In this episode, Kono must babysit the convict who previously nicknamed her “Spicy” when he is flown in from a mainland prison to testify in a federal trail. We get a very 1980s Sang Min rocking a mullet and singing Poison’s “Unskinny Bop” in the shower. But he has his own agenda and already has set his plan in motion.
The thing about this subplot is that it’s virtually self-contained. Except for an unnecessary briefing Chin Ho gives Kono over the phone, there is no interaction between the characters in the murder plot and those in the Sang Min subplot. I wonder if the latter was written for an entirely different episode before being grafted onto this one.
In Brief
- The gimmickry will continue in the next episode, scheduled to air Sunday, Jan. 20, after the NFL’s AFC Championship game. TV Guide reports that the hour will include seven previously unreleased Jimi Hendrix songs.
- Episode 12 did not advance any of H50‘s ongoing story lines. Several important characters – Max, Catherine and Doris – were missing as well, though Max was referenced once in the dialogue. And arch-villain Wo Fat has been AWOL since the season premiere.
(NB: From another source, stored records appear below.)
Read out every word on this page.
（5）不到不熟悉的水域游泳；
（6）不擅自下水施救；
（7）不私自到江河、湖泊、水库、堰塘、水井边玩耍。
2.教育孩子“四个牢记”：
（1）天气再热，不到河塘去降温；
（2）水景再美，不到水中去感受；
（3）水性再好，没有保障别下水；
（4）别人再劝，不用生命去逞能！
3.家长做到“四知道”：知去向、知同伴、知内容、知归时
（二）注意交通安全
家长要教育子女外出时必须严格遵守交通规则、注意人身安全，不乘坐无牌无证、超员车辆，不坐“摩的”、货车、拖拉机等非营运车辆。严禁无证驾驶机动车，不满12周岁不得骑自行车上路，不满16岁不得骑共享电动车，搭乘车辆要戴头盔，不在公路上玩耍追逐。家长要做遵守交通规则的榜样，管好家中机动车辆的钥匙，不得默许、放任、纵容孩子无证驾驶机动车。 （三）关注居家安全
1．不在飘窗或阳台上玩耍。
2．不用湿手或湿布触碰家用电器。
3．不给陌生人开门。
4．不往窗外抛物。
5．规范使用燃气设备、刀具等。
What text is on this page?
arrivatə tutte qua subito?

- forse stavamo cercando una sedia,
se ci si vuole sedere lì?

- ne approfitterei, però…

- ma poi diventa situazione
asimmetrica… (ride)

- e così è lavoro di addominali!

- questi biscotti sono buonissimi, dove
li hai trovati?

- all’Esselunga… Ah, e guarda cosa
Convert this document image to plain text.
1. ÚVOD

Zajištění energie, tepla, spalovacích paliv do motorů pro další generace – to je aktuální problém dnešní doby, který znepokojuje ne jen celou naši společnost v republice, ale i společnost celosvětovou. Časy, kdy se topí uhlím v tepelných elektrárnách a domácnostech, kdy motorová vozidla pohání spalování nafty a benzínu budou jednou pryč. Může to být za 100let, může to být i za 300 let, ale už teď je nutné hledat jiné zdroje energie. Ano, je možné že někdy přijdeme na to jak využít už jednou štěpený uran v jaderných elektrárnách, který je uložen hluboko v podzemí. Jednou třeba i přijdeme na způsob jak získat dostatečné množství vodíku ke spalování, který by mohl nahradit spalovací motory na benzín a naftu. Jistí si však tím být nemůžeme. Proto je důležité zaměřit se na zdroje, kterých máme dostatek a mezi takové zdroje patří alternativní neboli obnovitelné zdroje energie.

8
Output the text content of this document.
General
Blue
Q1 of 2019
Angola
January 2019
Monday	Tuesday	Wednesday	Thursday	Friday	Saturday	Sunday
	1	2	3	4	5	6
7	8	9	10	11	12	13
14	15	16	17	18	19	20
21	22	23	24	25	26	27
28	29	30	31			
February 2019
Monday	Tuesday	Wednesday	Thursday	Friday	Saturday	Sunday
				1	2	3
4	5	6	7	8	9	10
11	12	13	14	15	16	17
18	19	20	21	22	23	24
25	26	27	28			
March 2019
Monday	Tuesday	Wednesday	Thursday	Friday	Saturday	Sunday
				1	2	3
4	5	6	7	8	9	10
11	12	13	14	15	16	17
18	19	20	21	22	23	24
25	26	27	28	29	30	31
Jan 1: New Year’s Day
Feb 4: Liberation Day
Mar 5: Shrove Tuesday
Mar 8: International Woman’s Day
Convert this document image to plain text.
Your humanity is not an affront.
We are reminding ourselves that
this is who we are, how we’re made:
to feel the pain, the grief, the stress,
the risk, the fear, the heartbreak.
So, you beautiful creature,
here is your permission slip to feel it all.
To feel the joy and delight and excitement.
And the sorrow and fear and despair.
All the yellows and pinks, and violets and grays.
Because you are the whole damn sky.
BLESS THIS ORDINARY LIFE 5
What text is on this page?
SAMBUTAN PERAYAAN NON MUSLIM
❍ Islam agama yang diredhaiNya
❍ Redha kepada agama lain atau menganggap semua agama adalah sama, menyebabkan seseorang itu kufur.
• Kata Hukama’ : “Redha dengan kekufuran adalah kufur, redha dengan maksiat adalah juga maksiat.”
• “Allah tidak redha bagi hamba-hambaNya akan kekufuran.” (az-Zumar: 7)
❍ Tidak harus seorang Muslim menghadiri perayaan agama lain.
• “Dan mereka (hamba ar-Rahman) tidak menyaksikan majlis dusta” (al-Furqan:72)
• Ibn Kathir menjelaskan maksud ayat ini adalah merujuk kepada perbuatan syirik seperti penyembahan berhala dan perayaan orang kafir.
- CBS tweeted that Terry O’Quinn will return to Hawaii Five-0 as Steve’s mentor, Joe White, later this season. I guess ABC’s quick cancellation of 666 Park Avenue has left O’Quinn with time on his hands. Kind of like when ABC freed up Michelle Borth to become an H50 regular by canceling her fine series Combat Hospital.
- Speaking of Borth, Executive Producer Peter Lenkov told AccessHollywood.com that her character, Navy Lt. Catherine Rollins, will be called back to active duty but remain available to do favors for boyfriend Steve. Geez, hasn’t that scenario been played out? Far more interesting was her developing relationship with Mama McGarrett.
- In the same interview, Lenkov revealed that singer Jimmy Buffett will make a return appearance as helicopter pilot Frank Bama.
###
Stuart J. Robinson, a college friend of the TV Tyrant, is a writer, editor, media-relations practitioner and social-media guy based in Phoenix.